Fransız sömürgesinin etkisi, dünden bugüne 

Yazının başında belirttiğimiz üzere; bu ülkelerin tek ortak noktası Afrika'da olmaları değil; her birinin aynı zamanda eski Fransız sömürgesi olması. Tabii yalnızca eski sömürge değil, Fransa'nın bu ülkelerle bağı hâlâ devam ediyor. 

Örneğin ülkelerin birçoğunda avro sabit ve ülkeler Fransa hazinesinin garantileriyle desteklenen para birimi Orta Afrika Frangı kullanıyor. Ayrıca birçoğu Frankofon.

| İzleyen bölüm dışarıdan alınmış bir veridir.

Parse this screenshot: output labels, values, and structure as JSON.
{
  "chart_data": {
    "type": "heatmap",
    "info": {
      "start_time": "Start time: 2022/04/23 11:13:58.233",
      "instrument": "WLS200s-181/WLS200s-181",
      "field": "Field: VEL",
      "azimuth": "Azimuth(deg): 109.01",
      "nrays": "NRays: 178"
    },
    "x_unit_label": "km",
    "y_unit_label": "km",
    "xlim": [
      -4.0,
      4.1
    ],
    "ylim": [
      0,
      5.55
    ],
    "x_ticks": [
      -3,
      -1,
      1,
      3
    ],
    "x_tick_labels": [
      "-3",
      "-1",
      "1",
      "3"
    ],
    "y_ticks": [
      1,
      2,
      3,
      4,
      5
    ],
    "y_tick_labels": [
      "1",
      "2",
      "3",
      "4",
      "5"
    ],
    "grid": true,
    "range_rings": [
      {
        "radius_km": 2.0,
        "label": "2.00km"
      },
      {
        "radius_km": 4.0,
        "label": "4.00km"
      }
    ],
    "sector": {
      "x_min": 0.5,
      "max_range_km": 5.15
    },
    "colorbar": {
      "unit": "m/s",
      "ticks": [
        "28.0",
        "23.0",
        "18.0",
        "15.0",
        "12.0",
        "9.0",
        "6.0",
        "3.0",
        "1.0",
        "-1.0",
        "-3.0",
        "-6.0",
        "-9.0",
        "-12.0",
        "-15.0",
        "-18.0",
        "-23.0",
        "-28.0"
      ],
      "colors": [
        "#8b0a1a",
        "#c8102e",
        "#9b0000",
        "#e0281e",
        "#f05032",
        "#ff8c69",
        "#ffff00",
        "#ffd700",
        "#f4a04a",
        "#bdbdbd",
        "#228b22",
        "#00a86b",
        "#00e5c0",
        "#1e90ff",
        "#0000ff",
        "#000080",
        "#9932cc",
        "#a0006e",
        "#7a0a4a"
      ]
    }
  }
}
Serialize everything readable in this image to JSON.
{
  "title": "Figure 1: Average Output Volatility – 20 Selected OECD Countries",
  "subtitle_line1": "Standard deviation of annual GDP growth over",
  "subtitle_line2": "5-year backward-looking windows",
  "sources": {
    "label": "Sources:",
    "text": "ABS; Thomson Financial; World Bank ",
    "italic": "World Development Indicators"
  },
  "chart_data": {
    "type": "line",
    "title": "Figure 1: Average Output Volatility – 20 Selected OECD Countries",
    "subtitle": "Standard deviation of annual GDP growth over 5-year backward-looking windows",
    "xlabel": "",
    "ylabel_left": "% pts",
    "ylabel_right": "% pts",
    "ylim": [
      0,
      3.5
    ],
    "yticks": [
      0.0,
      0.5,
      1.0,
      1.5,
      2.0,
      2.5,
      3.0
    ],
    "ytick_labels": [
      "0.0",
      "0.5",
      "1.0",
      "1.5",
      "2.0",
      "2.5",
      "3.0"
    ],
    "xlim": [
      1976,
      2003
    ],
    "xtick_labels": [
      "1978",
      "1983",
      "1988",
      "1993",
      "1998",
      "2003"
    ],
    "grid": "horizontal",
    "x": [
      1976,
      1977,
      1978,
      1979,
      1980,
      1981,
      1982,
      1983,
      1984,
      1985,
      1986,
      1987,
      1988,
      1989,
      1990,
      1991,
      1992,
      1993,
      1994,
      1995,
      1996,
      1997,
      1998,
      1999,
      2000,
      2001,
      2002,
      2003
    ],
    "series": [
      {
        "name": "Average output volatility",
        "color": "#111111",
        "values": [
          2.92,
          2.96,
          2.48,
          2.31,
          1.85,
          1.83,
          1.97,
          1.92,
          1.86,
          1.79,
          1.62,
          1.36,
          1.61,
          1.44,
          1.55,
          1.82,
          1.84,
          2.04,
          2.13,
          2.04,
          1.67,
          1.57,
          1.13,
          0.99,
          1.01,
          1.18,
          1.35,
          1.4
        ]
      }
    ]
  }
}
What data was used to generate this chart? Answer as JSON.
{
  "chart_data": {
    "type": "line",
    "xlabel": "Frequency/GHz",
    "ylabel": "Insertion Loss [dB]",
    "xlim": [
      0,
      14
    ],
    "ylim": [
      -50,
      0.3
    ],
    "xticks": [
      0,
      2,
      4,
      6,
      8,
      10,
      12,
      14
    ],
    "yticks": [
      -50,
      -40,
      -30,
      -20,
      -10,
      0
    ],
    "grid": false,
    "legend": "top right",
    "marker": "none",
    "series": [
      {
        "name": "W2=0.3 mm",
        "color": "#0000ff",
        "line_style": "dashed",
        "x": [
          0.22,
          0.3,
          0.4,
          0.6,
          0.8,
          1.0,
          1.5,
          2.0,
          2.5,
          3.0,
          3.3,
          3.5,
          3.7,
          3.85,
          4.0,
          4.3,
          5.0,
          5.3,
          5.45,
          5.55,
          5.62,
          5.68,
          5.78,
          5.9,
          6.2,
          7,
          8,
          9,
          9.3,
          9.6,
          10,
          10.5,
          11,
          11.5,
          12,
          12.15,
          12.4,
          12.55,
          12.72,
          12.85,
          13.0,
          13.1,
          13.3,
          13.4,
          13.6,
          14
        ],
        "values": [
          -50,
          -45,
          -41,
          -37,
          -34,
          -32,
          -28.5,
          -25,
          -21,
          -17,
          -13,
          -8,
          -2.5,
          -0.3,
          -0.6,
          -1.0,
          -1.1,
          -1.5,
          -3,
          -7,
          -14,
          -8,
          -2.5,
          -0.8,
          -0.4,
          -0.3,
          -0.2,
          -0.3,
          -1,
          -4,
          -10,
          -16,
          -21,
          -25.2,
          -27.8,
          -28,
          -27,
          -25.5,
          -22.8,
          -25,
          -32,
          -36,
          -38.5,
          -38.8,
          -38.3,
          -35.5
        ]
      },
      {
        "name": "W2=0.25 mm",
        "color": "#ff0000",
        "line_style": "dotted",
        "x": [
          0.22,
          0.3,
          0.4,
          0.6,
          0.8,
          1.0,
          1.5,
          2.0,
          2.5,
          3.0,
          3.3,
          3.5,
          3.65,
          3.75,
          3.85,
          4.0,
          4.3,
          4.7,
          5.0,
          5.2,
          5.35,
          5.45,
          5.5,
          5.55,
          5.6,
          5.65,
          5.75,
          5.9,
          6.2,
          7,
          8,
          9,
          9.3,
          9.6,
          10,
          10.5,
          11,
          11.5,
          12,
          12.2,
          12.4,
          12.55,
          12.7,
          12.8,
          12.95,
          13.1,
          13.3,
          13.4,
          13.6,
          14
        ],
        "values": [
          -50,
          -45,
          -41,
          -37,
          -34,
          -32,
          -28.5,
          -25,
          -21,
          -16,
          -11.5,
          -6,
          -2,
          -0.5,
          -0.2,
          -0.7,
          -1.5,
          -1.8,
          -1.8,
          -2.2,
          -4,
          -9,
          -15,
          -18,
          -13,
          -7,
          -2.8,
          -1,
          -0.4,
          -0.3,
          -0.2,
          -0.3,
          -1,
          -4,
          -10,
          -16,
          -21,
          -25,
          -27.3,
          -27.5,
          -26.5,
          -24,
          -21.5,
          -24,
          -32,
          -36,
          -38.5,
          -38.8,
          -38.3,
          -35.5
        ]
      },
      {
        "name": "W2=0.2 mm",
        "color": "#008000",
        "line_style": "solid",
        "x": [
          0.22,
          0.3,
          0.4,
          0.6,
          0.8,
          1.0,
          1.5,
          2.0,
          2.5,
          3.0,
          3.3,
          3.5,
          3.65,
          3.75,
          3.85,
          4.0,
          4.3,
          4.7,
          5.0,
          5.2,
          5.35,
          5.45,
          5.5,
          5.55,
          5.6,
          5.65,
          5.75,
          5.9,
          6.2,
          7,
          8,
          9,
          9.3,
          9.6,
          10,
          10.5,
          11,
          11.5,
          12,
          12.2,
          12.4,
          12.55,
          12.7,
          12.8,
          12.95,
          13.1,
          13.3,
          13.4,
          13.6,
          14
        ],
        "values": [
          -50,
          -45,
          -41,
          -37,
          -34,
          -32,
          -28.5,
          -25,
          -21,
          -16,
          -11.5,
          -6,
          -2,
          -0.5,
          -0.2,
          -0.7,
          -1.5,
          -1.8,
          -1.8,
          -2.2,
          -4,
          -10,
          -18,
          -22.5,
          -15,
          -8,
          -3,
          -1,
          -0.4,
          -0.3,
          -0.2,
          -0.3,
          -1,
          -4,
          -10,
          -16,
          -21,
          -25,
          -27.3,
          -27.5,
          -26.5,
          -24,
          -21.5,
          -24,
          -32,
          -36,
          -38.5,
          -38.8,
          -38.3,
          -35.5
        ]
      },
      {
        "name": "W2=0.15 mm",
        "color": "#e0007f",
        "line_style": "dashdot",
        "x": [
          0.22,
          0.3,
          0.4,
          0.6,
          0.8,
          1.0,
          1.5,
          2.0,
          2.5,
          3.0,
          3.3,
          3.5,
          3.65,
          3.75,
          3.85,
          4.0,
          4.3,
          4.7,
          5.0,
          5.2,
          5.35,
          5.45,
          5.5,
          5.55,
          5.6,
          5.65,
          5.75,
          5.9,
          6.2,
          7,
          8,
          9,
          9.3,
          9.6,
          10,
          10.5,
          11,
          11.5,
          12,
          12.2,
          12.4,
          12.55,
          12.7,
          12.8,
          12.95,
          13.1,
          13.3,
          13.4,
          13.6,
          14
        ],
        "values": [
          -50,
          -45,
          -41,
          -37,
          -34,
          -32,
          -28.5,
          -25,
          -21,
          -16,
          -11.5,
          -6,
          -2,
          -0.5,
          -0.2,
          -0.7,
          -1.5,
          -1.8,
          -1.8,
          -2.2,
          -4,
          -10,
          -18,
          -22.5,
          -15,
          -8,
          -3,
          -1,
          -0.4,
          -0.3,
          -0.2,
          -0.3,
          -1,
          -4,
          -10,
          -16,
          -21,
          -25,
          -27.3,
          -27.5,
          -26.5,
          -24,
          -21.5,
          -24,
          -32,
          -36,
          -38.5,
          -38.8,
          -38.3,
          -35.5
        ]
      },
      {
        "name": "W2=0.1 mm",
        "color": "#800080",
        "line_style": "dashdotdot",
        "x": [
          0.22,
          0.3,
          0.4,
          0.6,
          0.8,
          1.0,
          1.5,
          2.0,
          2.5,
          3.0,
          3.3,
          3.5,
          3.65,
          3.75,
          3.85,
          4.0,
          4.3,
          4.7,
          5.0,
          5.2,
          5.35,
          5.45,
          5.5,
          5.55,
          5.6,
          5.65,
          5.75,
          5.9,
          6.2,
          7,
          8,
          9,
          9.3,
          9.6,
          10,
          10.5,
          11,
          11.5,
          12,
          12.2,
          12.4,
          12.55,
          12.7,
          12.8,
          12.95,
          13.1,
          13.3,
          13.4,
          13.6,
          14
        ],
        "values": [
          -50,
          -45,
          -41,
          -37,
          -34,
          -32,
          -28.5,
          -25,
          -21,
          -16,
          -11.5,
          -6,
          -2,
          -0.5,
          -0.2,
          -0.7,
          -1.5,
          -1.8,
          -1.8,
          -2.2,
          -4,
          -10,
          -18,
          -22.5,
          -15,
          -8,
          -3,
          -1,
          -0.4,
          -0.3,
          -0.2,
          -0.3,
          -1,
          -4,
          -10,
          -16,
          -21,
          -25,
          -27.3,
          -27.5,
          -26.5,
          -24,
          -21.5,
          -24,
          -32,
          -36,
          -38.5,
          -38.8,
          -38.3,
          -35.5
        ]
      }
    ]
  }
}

Ülkelerde bulunan birçok büyük şirket de Fransa merkezli. Yine bir örnek vermek gerekirse Gabon'un özel sektörde en çok istihdam sağlayan ikinci firması, bir madencilik şirkeri olan Eramet ve şirket Fransa merkezli.

Fransa'nın ülkeler üzerindeki tek etkisi bu da değil, zira neredeyse tamamında Fransa ordusunun askerleri yer alıyor. Başkent Encemine'deki Fransa’nın askeri üssü, Sahil bölgesindeki Fransız askeri varlığını tek çatı altında toplayan "Barkhane" askeri harekatının merkezi komutası başkent Encemine'de kuruldu.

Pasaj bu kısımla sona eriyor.